Ionic radius may be defined as the, “effective distance from the nucleus of the ion to the point up to which it has an influence in the Ionic bond.”
The equilibrium distance between the nuclei of the two adjacent ions can be determined by X-ray analysis. Knowing the ionic radius of one of the ion, the ionic radius of other can be calculated.
The study of Ionic radii leads to two very important generalizations;
(i).  The size of cation is smaller as compared to that of present atom.
(ii). The size of anion is larger as compared to that of present atom.
(I).  RADIUS OF CATION IS SMALLER THAN PRESENT ATOM
A cation is formed, by loss of one or more electrons from gaseous atom. Thus, the nuclear charge (i.e. number of protons) remains same as that in parent atom, but the number of electrons becomes less in valence shell. As a result, the force of attraction on these electrons by nuclear charge increases due to increase in effective nuclear charge per electron. This causes shrinking of shell and hence size decreases.

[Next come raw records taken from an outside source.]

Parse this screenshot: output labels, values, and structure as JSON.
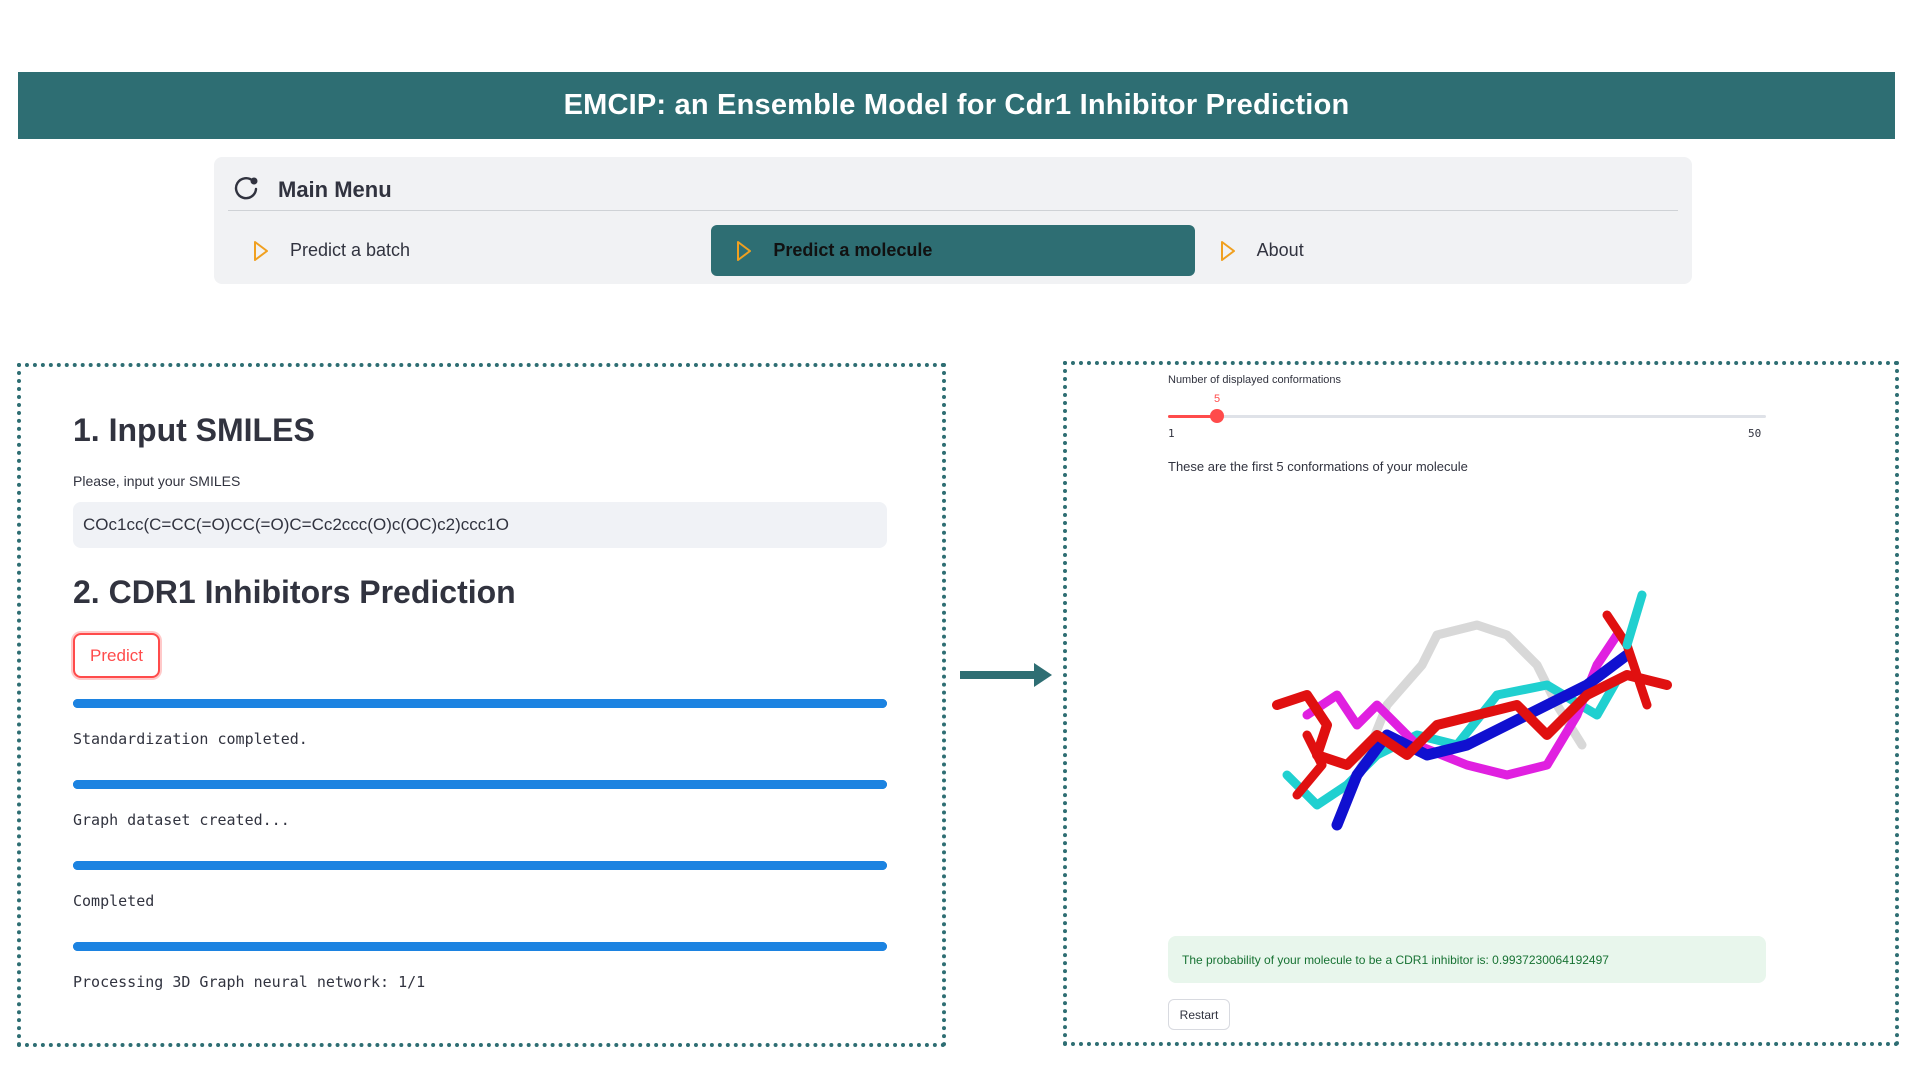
{
  "header": {
    "title": "EMCIP: an Ensemble Model for Cdr1 Inhibitor Prediction"
  },
  "menu": {
    "title": "Main Menu",
    "items": [
      {
        "label": "Predict a batch",
        "active": false
      },
      {
        "label": "Predict a molecule",
        "active": true
      },
      {
        "label": "About",
        "active": false
      }
    ],
    "accent_color": "#2e6e73",
    "icon_color": "#f0a020"
  },
  "input_section": {
    "heading": "1. Input SMILES",
    "field_label": "Please, input your SMILES",
    "smiles_value": "COc1cc(C=CC(=O)CC(=O)C=Cc2ccc(O)c(OC)c2)ccc1O"
  },
  "prediction_section": {
    "heading": "2. CDR1 Inhibitors Prediction",
    "predict_label": "Predict",
    "steps": [
      {
        "status": "Standardization completed.",
        "progress": 1.0
      },
      {
        "status": "Graph dataset created...",
        "progress": 1.0
      },
      {
        "status": "Completed",
        "progress": 1.0
      },
      {
        "status": "Processing 3D Graph neural network: 1/1",
        "progress": 1.0
      }
    ]
  },
  "result_panel": {
    "slider_label": "Number of displayed conformations",
    "slider_min": "1",
    "slider_max": "50",
    "slider_value": "5",
    "conformations_text": "These are the first 5 conformations of your molecule",
    "molecule_view_icon": "3d-molecule-render",
    "result_text": "The probability of your molecule to be a CDR1 inhibitor is: 0.9937230064192497",
    "restart_label": "Restart"
  }
}
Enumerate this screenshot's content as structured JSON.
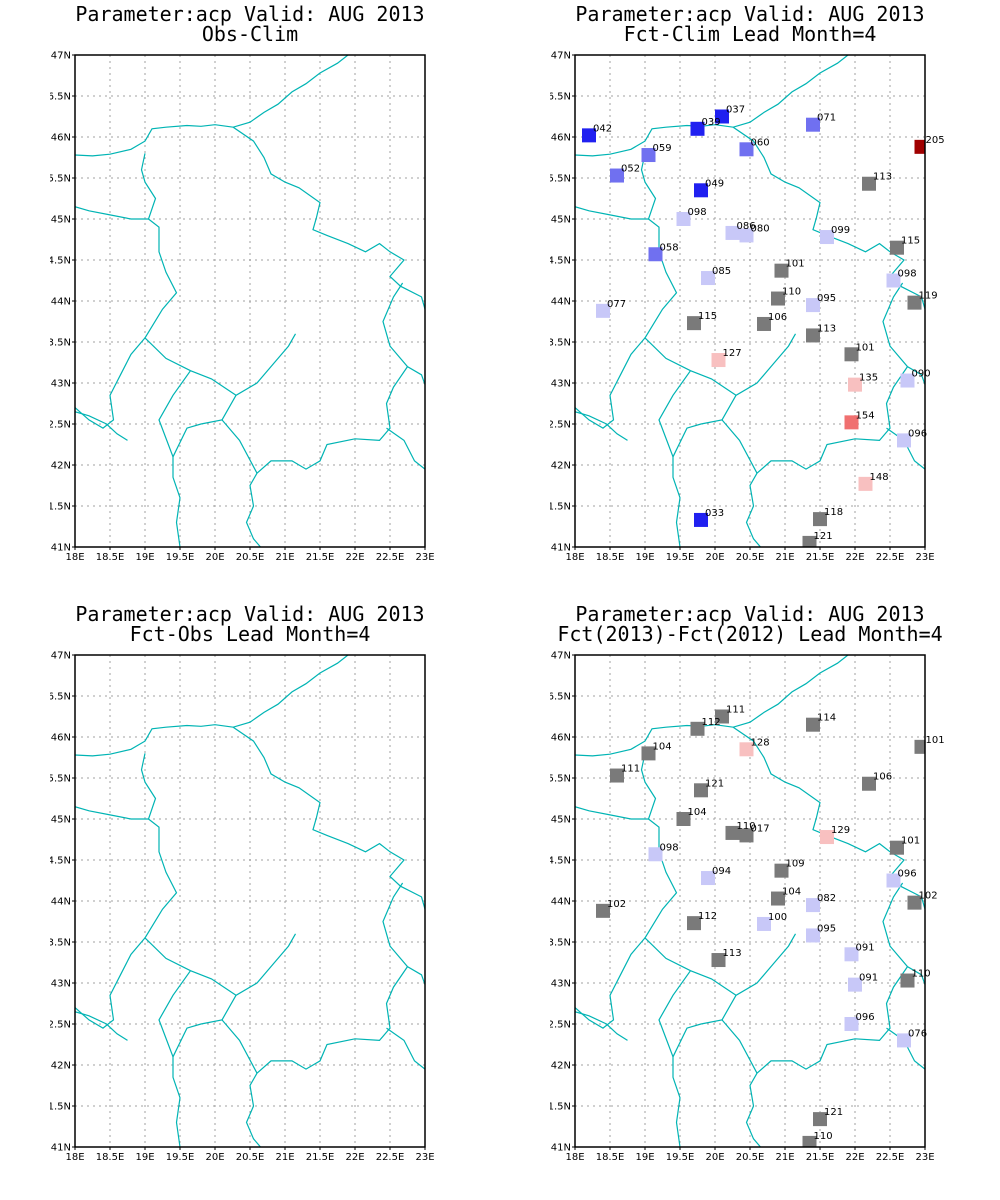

(II). RADIUS OF ANION IS LARGER THAN PARENT ATOM
An Anion is formed by gain of one or more electrons by the gaseous atom. Thus the nuclear charge remains same (i.e. number of protons), but the number of electrons increases in valence shell. As a result, the force of attraction on these electrons decreases due to decrease in effective nuclear charge per electron. This causes increase in size.